Social policy, Health | Asia, South Asia

29 July 2015

With more than 2000 swine flu deaths and 35,000 infections in India this year, could the country’s health system have done more to control the disease?

Does India need to build its capacity to respond to epidemics?

Since the first case of swine flu in India in 2009 the number of deaths have risen dramatically, with an estimated 2123 fatalities already this year, and 35,000 infections – and climbing.

Influenza A is caused by the H1N1 virus and this year the strain (H1N1) pdm09 is proving particularly nasty.

It’s true that a change in the genetic structure of the virus has made it more virulent, but a properly functioning health system in India could control such a disease.

The good intentions are there. State governments and the central government coordinate efforts.  The Integrated Disease Surveillance Program (IDSP) has also enhanced its surveillance of H1N1 infections with its 12 laboratories, along with nine laboratories of the Indian Council of Medical Research (ICMR).

Oseltamivir, the medicine used to treat H1N1 infection, is given free to people from public health systems. Additionally, 358 private pharmacies in Northern Indian, 804 in Southern India, 1072 in Western India and 143 in Eastern India have been permitted to sell Oseltamivir to people infected with H1N1. The government has also recommended vaccinating health workers, and the distribution of free masks.

Close networks of clinicians have also been established to strengthen response to H1N1 at the peripheral level.

Seen like this, the health system is prepared.  Why, then, so many cases and deaths? And a more intriguing question, why are the numbers rising? After all, the longer the prevalence of an infectious disease, the more prepared health systems become.

Firstly, we need to understand that India has a mixed health system, where 70 per cent of its population access health services from the private sector, paying out of pocket, and only 30 per cent access it from the public sector, financed mainly through taxes.

So when we talk about India’s health system’s preparedness to deal with H1N1, we need to see it in this context.

The prevention of H1N1 infection is the prerogative of the public health system, with some linkages and support from the private sector. However, existing surveillance systems need a lot of strengthening at various levels – including availability of testing facilities, human resources and financing – to detect infected cases as early as possible.

Image by DFID on Flickr.

Image by DFID on Flickr.

Along with this, the enhanced role that private medical practitioners can play in early case detection needs to be acknowledged and systematized to a far greater extent.
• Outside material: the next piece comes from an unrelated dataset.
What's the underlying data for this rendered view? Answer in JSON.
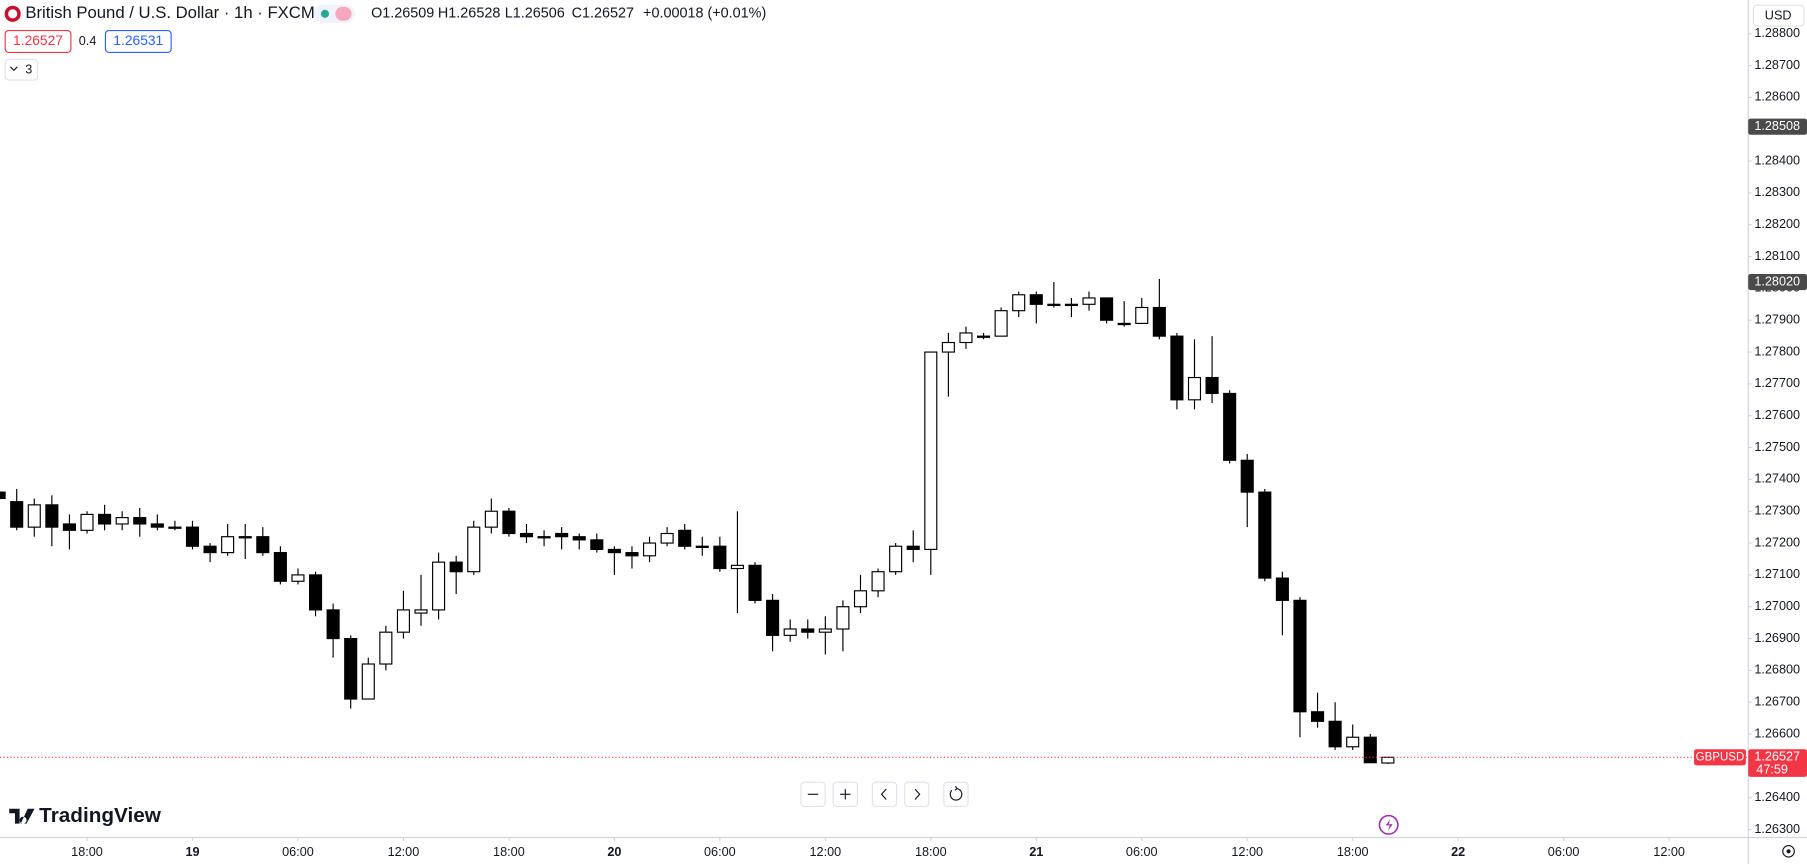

The public availability of accurate information also has a huge role in preventing outbreaks. In India, with many vernacular languages, dissemination of accurate information is a challenge – but achievable.

The availability of vaccines is another big challenge. In addition, there are mixed views on their public health impact. On one side, it is argued that vaccination limits access to prevention, on the other, that lack of availability ensures its rational – rather than indiscriminate – use. But in both scenarios, the availability of vaccine needs to be ensured, and its current lack of availability is a barrier to access to treatment.  And currently, government recommends vaccine for health workers closely working with people infected with H1N1.

On the treatment side, the first and foremost requirement is an accurate and faster test. Currently, it takes 72 hours of testing before H1N1 infection can be confirmed, but this delays treatment and increases the chances of spreading infection. On top of that, only a few private laboratories and some public health systems offer these tests. The private laboratories are prohibitively expensive and public health systems are scattered, making access difficult. Effective testing is the first step to effective treatment.

Treatment facilities are another hurdle. Isolation facilities in both public and private sectors are limited, and skewed towards urban India – as is the case generally with health care facilities. This seriously limits the ability to contain infection for any form of infectious disease.

There are systems that can respond effectively to H1N1 outbreaks, but they need considerable improvement. Given the mixed nature of the health systems in India, a synergy between public and private health care is needed to break the infection cycle.

So it’s not that India can’t rise to the challenge, but rather that resources are put to better use. And then, even when the health system is properly prepared, informed communities will play a pivotal role in breaking this cycle.